Wie wirken endokrine Disruptoren? |
Phthalate werden industriell als sogenannte Weichmacher in Kunststoffen und Verpackungsmaterial sowie in Kosmetika eingesetzt (Tabelle 3). Insbesondere die Phthalatester DEHP, BBP, DBP und DiNP gelten als persistierende und akkumulierende Chemikalien (2).
Viele Erkenntnisse zur Wirkung von endogenen Disruptoren und Obesogenen stammen aus In-vitro-Modellen und Tierversuchen. / Foto: Adobe Stock/New Africa
Aus Tierstudien ist bekannt, dass Phthalate in die Entwicklung und Reifung der Oozyten eingreifen und so die Fertilität beeinflussen können (14). Bei männlichen Tieren können sie die Testosteronsynthese stören und zu Testosteronmangel führen (3). Dabei sind mehrere Angriffspunkte beschrieben, von Bindung an Estrogen- und Androgenrezeptoren, Reduktion der Expression von Mineralocorticoidrezeptoren (Aldosteron-Rezeptoren) und PPAR-β-Induktion bis hin zur epigenetischen Regulation der Genexpression im Hoden (2, 3).

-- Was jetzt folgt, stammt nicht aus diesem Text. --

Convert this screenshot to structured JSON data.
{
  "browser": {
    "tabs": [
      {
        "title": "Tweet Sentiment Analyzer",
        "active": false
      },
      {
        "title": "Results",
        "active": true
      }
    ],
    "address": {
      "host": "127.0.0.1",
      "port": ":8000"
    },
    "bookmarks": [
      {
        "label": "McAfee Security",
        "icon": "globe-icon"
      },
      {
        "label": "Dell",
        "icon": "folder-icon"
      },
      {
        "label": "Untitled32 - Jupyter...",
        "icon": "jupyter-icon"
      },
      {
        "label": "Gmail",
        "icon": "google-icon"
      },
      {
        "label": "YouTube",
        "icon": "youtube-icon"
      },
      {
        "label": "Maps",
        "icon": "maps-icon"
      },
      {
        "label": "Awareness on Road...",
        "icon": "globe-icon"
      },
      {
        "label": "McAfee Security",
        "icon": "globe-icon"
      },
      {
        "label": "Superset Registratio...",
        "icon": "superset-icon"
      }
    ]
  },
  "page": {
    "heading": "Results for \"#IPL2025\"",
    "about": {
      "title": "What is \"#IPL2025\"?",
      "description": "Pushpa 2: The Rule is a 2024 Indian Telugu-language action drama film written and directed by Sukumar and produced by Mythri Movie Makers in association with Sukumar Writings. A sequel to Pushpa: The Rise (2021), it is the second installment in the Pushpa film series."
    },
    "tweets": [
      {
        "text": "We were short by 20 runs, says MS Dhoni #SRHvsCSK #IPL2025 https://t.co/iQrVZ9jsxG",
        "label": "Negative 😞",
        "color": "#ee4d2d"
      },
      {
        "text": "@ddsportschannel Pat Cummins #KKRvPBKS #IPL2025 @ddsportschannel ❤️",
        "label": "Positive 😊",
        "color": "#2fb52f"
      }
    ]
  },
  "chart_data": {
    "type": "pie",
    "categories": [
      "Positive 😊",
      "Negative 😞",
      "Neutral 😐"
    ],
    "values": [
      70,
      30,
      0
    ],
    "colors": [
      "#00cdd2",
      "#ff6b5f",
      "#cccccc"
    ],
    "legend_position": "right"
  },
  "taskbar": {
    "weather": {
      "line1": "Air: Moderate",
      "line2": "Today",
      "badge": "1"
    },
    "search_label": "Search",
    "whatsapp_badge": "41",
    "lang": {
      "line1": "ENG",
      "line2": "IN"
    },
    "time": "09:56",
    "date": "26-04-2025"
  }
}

Doch nicht nur das Sexualhormonsystem scheint betroffen zu sein. So wurde auch gezeigt, dass Phthalate als Adjuvanzien wirken und in Gegenwart eines Allergens Atemwegs- und Entzündungsreaktionen fördern können (19).
Neben diesen Untersuchungen im Tier deuten auch epidemiologische Studien zur Wirkung im Menschen auf einen Zusammenhang von Phthalat-Exposition und allergischen Erkrankungen von Atemwegen, Auge und Haut hin (20).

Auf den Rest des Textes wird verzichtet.